From Fort Lauderdale, Fla., to Los Angeles, lawmakers and residents alike are struggling to balance the power of technological change with the many critics of the home-sharing industry: homeowners who complain about deterioration in the quality of life in residential neighborhoods, hotels that fret about lost revenues, and activists who say that short-term housing is stripping the marketplace of affordable long-term units.
Yet even some of the trend’s most ardent critics suggest that more restrictions are not necessarily the answer. Better enforcement of current laws would go a long way toward balancing the conflicting interests, they say.
No one city has come up with the answer yet, says Florida attorney Paul Figg, but a host of cities are considering innovative ideas that could point to ways forward.
“I don’t see any city out there that has really solved the problem,” says Mr. Figg, who specializes in land-use policy. “Things are changing so rapidly that I haven’t seen the answer out there yet,” he says, adding, “There won’t be one universal solution for every city.”
Nashville, Tenn., for instance, has turned to registration, permitting, and monitoring. London, meanwhile, has opted to focus on imposing fines on property owners for violations of existing laws.

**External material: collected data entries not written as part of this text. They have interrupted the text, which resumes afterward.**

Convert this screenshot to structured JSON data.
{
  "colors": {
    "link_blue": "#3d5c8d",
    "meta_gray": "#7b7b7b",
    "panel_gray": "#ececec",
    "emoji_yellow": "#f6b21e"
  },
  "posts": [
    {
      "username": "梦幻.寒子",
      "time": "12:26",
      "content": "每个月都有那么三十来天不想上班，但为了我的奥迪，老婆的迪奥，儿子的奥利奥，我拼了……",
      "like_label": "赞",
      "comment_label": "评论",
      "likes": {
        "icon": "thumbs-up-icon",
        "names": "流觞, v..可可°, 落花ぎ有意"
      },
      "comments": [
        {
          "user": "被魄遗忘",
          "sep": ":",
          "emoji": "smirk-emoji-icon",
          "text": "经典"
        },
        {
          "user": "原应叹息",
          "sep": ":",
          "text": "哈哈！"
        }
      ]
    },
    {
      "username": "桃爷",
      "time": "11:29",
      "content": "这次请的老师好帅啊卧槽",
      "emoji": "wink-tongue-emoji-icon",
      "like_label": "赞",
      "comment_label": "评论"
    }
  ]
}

London is closer, Figg says, because vacation rentals are about economics. “There need to be economic disincentives for properties that abuse the rules about partying and noise. If the property owner faces a serious fine for a party, then he or she will put a provision in his contract passing on the cost or decide not to rent to certain groups. Then the problem will solve itself,” he suggests.

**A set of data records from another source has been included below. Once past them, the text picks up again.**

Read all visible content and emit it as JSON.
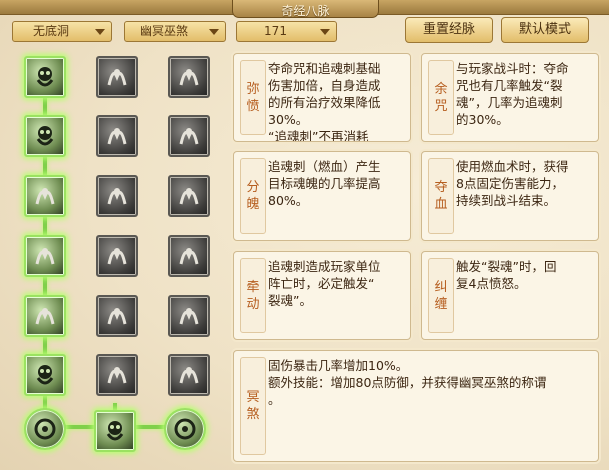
{
  "window": {
    "title": "奇经八脉"
  },
  "toolbar": {
    "school_dropdown": "无底洞",
    "subschool_dropdown": "幽冥巫煞",
    "level_dropdown": "171",
    "reset_button": "重置经脉",
    "default_button": "默认模式"
  },
  "tree": {
    "icons": [
      "spirit-icon",
      "fork-icon",
      "claw-icon",
      "spirit-icon",
      "hands-icon",
      "trident-icon",
      "skull-icon",
      "dancer-icon",
      "swirl-icon",
      "hand-icon",
      "rose-icon",
      "vortex-icon",
      "claw-icon",
      "skull-icon",
      "wave-icon",
      "spirit-icon",
      "book-icon",
      "beast-icon",
      "orb-icon",
      "spirit-icon",
      "orb-icon"
    ]
  },
  "cards": [
    {
      "name": "弥\n愤",
      "desc": "夺命咒和追魂刺基础\n伤害加倍，自身造成\n的所有治疗效果降低\n30%。\n“追魂刺”不再消耗"
    },
    {
      "name": "余\n咒",
      "desc": "与玩家战斗时：夺命\n咒也有几率触发“裂\n魂”，几率为追魂刺\n的30%。"
    },
    {
      "name": "分\n魄",
      "desc": "追魂刺（燃血）产生\n目标魂魄的几率提高\n80%。"
    },
    {
      "name": "夺\n血",
      "desc": "使用燃血术时，获得\n8点固定伤害能力，\n持续到战斗结束。"
    },
    {
      "name": "牵\n动",
      "desc": "追魂刺造成玩家单位\n阵亡时，必定触发“\n裂魂”。"
    },
    {
      "name": "纠\n缠",
      "desc": "触发“裂魂”时，回\n复4点愤怒。"
    },
    {
      "name": "冥\n煞",
      "desc": "固伤暴击几率增加10%。\n额外技能：增加80点防御，并获得幽冥巫煞的称谓\n。"
    }
  ],
  "colors": {
    "accent": "#b65e1f",
    "active_glow": "#9be261"
  }
}
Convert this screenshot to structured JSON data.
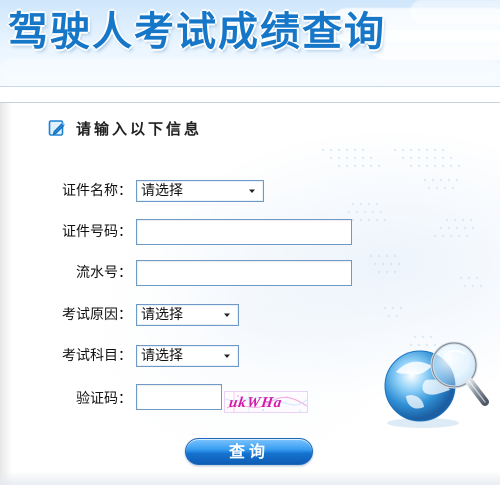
{
  "page": {
    "title": "驾驶人考试成绩查询"
  },
  "section": {
    "heading": "请输入以下信息"
  },
  "form": {
    "id_type": {
      "label": "证件名称：",
      "value": "请选择"
    },
    "id_number": {
      "label": "证件号码：",
      "value": ""
    },
    "serial_number": {
      "label": "流水号：",
      "value": ""
    },
    "exam_reason": {
      "label": "考试原因：",
      "value": "请选择"
    },
    "exam_subject": {
      "label": "考试科目：",
      "value": "请选择"
    },
    "verification_code": {
      "label": "验证码：",
      "value": "",
      "captcha_text": "ukWHa"
    }
  },
  "actions": {
    "query_label": "查询"
  },
  "icons": {
    "heading": "edit-icon",
    "dropdown": "chevron-down-icon",
    "globe": "globe-search-icon"
  },
  "colors": {
    "title_blue": "#1677c9",
    "border_blue": "#6f99c7",
    "button_blue": "#1572cf",
    "captcha_magenta": "#d51aa7"
  }
}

In fact, lax enforcement of current laws is the overriding issue, says Robert Cherno, a southern California land-use specialist. The Los Angeles City Council is considering new regulations on the short-term rental market, he notes, but this doesn’t take into account that currently, short-term rentals are illegal in the city.
“It’s a joke, frankly,” says Mr. Cherno, who sees a sort of Catch-22 in the response of the police and the city’s Department of Building and Safety. “On the one hand, police see complaints about noise and partying as low priority on the weekends,” he says, and yet the Department of Building and Safety has no personnel to deploy after hours, he adds.
Then, during the week, the department is struggling with a mountainous backlog of complaints. “There are 5,000 unanswered complaints right now,” says Cherno, “so no new complaints have a hope of being addressed.”
The Department of Building and Safety has not returned numerous calls for comment on this issue over the past two years.
On the other coast, just as many cities are struggling. New York City is still up in the air about how to handle the sharing economy, says Brooklyn Law School professor David Reiss, who has followed Airbnb’s evolution.
This week, Airbnb promised to provide detailed data to the New York City Council, he notes. “The company is doing this in part to fend off [legislation] that would severely limit their reach in NYC,” he says via e-mail. One piece of proposed legislation increases penalties for violations of existing laws, and another mandates that the city track illegal apartment conversions, according to Professor Reiss.
Still, the sharing economy is with us for the long term as consumers continue to vote with their wallets, he says. “The bottom line is that we are in a period of transition. And while it is unlikely that we will return to the pre-sharing economy, it is also unlikely that we will have a sharing economy that is driven just by market actors, without government regulation,” he adds.